Slowly over the years I was given more and more freedoms and independence back. But by that time I was more comfortable letting other people make all the decisions for me and didn't think I should actually trust myself to know what the right thing was for me and my life.

Then, by the time I reached college, I was handling things well enough that nobody questioned my abilities to handle myself. I didn't even question it much. I just knew it felt mighty awkward.

Then, as if my insecurities about starting college and having total control over my life again wasn't troubling me enough, I had real angst once I reached my ultimate swimming goals in 2000. I ended up quitting. I was just as scared as ever of the added changes it would bring into my life, but I also knew I couldn't continue torturing myself either.

I did obviously have a basic goal of finishing college at that point, but apathy really had set in. I hung on to that goal with the few strands that were left inside of me to hang on with. I just didn't have a clue what I was aiming for after that and that made me feel really unsure of myself.

I passed up the opportunity to do my internship after graduation, which would have given me the title of "registered dietitian." I just felt total apathy toward everything. I really didn't have any idea if I even wanted to become a dietitian anyway. It didn't feel right to me. The uncertainty and not having anyone to tell me what to do next depressed me even more.

Being stuck between a rock and a hard place was a pretty accurate description of where I felt I was in that period of my life. I wanted to embrace some kind of change, but at the same time I didn't know how to. In a way, I was still waiting for school administration, teachers and the parental unit to step in and give me all the answers.

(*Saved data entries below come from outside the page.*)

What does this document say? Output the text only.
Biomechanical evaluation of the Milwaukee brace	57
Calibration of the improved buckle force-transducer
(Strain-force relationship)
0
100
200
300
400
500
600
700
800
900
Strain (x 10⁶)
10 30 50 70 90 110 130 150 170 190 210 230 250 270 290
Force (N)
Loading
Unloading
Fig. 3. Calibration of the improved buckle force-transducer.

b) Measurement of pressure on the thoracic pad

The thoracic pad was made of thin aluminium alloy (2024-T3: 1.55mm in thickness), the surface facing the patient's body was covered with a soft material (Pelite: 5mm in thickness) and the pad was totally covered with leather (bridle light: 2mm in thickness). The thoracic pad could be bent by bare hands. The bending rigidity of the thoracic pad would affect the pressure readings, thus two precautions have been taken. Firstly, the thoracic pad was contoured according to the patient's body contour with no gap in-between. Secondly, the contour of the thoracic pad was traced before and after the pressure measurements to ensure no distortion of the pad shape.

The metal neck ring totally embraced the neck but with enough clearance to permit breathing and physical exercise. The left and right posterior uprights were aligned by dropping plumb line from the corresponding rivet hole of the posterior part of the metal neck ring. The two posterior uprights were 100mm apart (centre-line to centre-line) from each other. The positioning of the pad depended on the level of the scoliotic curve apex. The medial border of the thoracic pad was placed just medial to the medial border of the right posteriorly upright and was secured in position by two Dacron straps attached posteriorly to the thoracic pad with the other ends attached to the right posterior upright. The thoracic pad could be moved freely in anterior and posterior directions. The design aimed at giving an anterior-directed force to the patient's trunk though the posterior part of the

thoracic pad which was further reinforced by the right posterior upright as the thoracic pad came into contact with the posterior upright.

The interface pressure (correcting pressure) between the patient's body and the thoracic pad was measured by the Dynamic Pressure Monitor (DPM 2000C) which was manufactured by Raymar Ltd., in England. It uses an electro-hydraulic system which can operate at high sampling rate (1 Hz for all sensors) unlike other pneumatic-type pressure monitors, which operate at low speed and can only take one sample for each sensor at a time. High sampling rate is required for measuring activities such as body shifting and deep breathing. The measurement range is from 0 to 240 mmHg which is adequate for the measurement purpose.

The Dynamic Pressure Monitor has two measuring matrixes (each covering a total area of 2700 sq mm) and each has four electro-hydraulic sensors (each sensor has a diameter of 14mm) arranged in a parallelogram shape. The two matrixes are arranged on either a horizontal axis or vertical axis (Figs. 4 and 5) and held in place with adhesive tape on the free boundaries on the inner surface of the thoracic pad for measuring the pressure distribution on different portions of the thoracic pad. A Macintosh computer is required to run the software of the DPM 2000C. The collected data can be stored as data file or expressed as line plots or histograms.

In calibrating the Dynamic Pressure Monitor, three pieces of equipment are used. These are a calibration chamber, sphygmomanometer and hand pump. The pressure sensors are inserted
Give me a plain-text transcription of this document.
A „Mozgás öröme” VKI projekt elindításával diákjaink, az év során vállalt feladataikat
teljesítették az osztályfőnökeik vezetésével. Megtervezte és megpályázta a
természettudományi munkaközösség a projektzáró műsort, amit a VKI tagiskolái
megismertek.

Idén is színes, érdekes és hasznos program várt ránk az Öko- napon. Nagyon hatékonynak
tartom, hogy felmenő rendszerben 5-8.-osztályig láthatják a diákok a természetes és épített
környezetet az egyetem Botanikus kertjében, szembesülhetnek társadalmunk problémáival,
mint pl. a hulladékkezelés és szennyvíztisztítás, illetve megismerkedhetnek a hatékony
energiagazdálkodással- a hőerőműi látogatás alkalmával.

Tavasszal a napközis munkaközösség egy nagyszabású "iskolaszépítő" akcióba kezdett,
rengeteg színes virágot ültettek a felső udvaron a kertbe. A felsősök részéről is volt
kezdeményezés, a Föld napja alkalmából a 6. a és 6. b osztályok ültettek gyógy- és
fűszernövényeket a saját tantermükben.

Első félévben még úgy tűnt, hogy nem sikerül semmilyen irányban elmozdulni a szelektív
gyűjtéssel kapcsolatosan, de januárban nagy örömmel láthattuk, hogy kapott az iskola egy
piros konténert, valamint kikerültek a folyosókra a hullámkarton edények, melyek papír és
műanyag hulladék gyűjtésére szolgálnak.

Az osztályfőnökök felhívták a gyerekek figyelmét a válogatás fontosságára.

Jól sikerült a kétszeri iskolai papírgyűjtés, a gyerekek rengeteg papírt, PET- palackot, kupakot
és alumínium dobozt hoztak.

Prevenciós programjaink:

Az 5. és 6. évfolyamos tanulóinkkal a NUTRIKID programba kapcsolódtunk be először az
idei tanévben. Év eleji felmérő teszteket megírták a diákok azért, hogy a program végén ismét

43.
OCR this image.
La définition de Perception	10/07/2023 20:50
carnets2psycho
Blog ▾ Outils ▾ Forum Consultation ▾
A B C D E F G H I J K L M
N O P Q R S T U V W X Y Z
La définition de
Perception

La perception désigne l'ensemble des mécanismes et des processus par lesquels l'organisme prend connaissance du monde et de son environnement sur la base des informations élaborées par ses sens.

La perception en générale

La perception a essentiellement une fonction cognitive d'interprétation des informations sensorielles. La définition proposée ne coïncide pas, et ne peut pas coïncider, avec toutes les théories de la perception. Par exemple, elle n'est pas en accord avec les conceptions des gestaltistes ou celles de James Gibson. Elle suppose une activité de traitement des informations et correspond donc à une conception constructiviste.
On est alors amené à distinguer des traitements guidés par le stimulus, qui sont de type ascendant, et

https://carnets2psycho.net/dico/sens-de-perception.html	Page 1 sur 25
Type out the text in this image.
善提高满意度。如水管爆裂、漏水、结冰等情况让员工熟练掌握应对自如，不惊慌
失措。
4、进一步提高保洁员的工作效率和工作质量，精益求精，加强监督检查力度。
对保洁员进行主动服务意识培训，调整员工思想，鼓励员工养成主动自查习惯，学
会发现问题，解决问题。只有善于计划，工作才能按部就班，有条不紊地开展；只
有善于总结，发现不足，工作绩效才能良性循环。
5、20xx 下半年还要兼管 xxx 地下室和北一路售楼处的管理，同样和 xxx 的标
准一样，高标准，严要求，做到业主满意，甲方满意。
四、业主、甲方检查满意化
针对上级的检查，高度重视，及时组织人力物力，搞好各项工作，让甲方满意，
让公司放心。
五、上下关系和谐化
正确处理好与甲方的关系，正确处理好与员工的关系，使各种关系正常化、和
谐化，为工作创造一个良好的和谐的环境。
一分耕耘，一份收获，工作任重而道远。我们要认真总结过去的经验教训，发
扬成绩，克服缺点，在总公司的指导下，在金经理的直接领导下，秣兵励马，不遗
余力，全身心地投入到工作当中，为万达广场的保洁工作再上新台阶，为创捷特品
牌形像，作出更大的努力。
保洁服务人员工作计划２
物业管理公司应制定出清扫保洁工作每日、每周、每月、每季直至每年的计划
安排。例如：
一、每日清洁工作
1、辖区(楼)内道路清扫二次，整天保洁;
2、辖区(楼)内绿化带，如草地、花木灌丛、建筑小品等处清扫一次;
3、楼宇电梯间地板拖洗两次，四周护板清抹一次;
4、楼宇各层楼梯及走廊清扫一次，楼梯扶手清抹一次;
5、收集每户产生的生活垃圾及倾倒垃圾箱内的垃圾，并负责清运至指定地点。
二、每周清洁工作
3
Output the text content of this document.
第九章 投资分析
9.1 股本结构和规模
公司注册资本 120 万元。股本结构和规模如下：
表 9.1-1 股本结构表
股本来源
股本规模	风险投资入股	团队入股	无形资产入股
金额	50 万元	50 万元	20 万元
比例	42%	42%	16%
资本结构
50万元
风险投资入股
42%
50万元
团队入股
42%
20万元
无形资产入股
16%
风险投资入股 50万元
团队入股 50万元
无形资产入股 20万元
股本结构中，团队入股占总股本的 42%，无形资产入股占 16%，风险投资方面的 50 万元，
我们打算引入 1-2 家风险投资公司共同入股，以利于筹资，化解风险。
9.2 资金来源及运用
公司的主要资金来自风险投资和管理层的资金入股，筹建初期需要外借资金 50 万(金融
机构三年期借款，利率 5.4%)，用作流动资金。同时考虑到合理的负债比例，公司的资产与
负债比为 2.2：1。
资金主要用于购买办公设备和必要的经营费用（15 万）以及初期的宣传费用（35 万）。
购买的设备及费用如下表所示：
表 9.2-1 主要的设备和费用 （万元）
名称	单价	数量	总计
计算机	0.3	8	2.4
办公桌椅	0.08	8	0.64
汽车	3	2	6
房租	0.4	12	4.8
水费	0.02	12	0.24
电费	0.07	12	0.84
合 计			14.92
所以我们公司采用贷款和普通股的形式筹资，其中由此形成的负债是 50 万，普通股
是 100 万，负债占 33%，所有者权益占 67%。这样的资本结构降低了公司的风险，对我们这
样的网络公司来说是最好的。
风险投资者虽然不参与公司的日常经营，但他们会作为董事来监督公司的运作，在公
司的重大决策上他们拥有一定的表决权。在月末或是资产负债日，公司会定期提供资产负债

I realized that wasn't going to happen, so goal-

setting became my obsession, but there was a drastic difference between knowing that path and walking it. I learned so much about goal-setting I could have given an excellent presentation to anyone who might have been wondering about the subject. But I just wasn't figuring out how to actually incorporate the knowledge into my own life.

Where I failed was in doubting myself. And my fear of change didn't help anything either. It wasn't even about failing to set goals; rather it's that my fears blinded me from being able to reach out and grab hold of any one of those goals that dangled out in front of me.

About two years ago, however, I grabbed onto the goal of becoming a doctor. It hasn't meant I've stopped questioning in life. I haven't stopped searching for what else might be out there for me to grab hold of on my way to my professional goal, though. And I certainly grab hold of every experience and new skill, continually building on what I know and what I'm capable of. Never settling on anything as the final product or final answer if it's not 100 percent in line with the big intent I've set for myself in life.

The two biggest hurdles for anyone on the journey, I believe, are, first, living for others or living for recognition. That only tends to tangle one's intent in other people's intents or one's own ego. Secondly, it's failing to act in the face of the questioning. Questioning inevitably bombards anyone willing enough to pursue life, rather than just settling for the status quo.

Some people go to the end of the road pursuing their goals. Others stop at various points along the way. Neither way is wrong, as long as where we stop is where we perceive the endpoint needs to be in our own pursuit of our life purpose and big intent.

Kate Pavlacka, a graduate of the State University College at Oneonta, has been totally blind for 11 years.